Dime vecino. Le comento mientras me peino con las manos el poco pelo que me queda.

Hostias, no sabía que estabas en la ducha. Me responde.

Nada, no te preocupes. Estaba ya fuera, lo único que me tenía que vestir.

Lo siento mucho, ya sé que no son horas pero el vecino del tercero me contó lo tuyo.

Me lo crucé  hace unos meses y me preguntó. Maldito chismoso del tercero, no hay manera de escaparse de este prejubilado.

De repente una sombra se escabulle entre mis piernas y entra a mi casa a toda velocidad. Miro a mi vecino, miro hacia el interior de mi casa y vuelvo a mirar a mi vecino.

¿Qué cojones era eso?

Pues eso venía a decirte, que me contó que se murió de leishmaniosis tu perrita hace unos meses y la mía me parió hace unas semanas. La verdad es que no sé dónde meter a tanto cachorro y no quiero darlos en adopción a gente desconocida.  

Lo miro y entro en  el piso a toda prisa. En la esquina del sofá se había acostado esta pequeña bola de pelo, me miraba con esos ojitos tierno de bebé. Giro la cabeza y encuentro a mi vecino en medio del pasillo, disimulando como si no se diera cuenta del desastre de casa de tengo, con una carita de corderito degollado. 

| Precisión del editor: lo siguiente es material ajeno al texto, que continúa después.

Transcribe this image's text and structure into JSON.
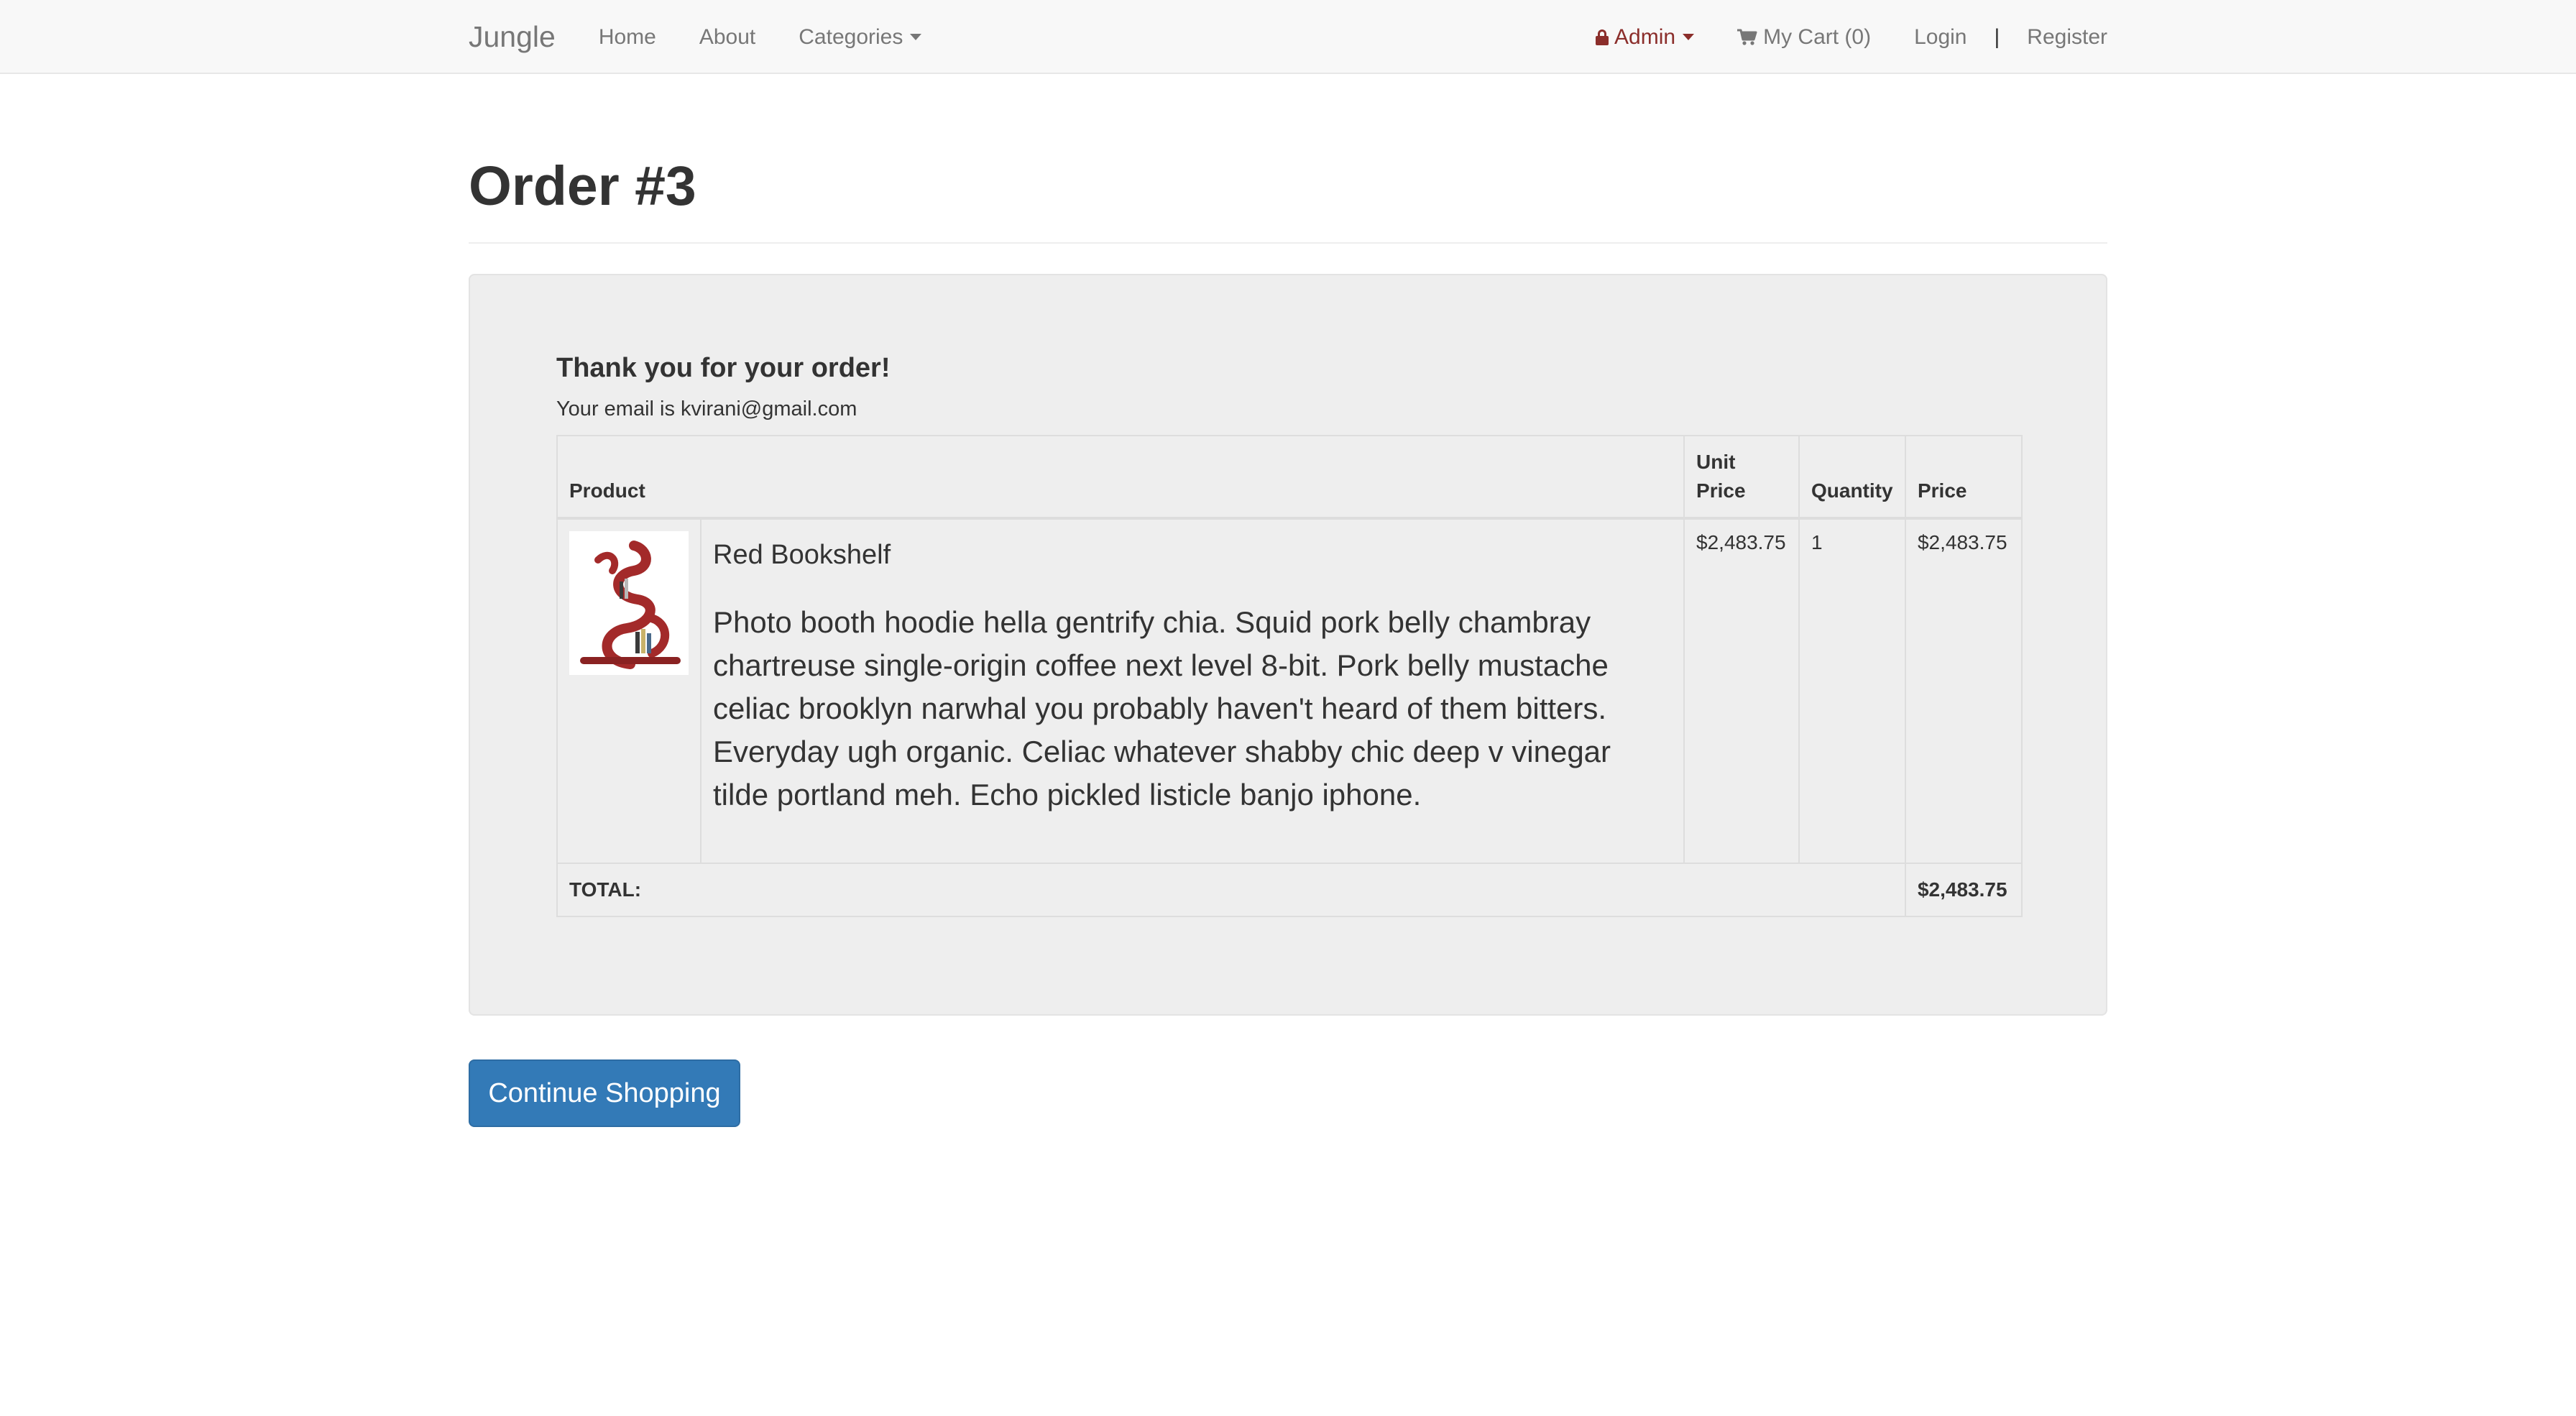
{
  "navbar": {
    "brand": "Jungle",
    "links": {
      "home": "Home",
      "about": "About",
      "categories": "Categories"
    },
    "admin": "Admin",
    "cart": "My Cart (0)",
    "login": "Login",
    "separator": "|",
    "register": "Register"
  },
  "page": {
    "title": "Order #3"
  },
  "order": {
    "thanks": "Thank you for your order!",
    "email_line": "Your email is kvirani@gmail.com",
    "headers": {
      "product": "Product",
      "unit_price": "Unit Price",
      "quantity": "Quantity",
      "price": "Price"
    },
    "items": [
      {
        "name": "Red Bookshelf",
        "description": "Photo booth hoodie hella gentrify chia. Squid pork belly chambray chartreuse single-origin coffee next level 8-bit. Pork belly mustache celiac brooklyn narwhal you probably haven't heard of them bitters. Everyday ugh organic. Celiac whatever shabby chic deep v vinegar tilde portland meh. Echo pickled listicle banjo iphone.",
        "unit_price": "$2,483.75",
        "quantity": "1",
        "price": "$2,483.75"
      }
    ],
    "total_label": "TOTAL:",
    "total_value": "$2,483.75"
  },
  "actions": {
    "continue_label": "Continue Shopping"
  },
  "colors": {
    "primary": "#337ab7",
    "admin": "#8b2e2b",
    "navbar_bg": "#f8f8f8",
    "well_bg": "#eeeeee"
  },
  "icons": {
    "lock": "lock-icon",
    "cart": "cart-icon",
    "caret": "caret-down-icon"
  }
}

Lo siento, es un poco rebelde todavía. Me contesta mientras da unos pasos para echar un vistazo a la cocina.

Consigo interceptarlo antes de que se meta en el único espacio que mantengo fuera de la observación de los otros. Le cojo del hombro y lo guio hacia la salida.

Muchas gracias por todo, creo que es lo que necesitaba. 

Cierro la puerta y lo dejo con la palabra en la boca, vuelvo hacia el salón y me encuentro a la perrita en la esquina del sofá durmiendo. Miro fijamente al aparador y observo la foto que nos echó esa mujer desconocida en el parque, una lágrima se pasea por mi mejilla y de nuevo comienzo a sentir el silencio.  Un silencio que se diluye entre los gemidos de la perrita, parece que sueña con algo bonito. 

Mi vecino de arriba apaga la tele y ríe, los rayos de sol entran por la ventana y secan la humedad de mis paredes, vuelvo a la habitación para echar un trago. Aún me queda el culo de la botella, justo cuando empezaba a caer el líquido por mi garganta noto un tirón en mi zapatilla. Parece que hay una pequeña rebelde que quiere jugar, miro la botella, miro a la perrita y decido tirar el alcohol. Es hora de volver a mi vida.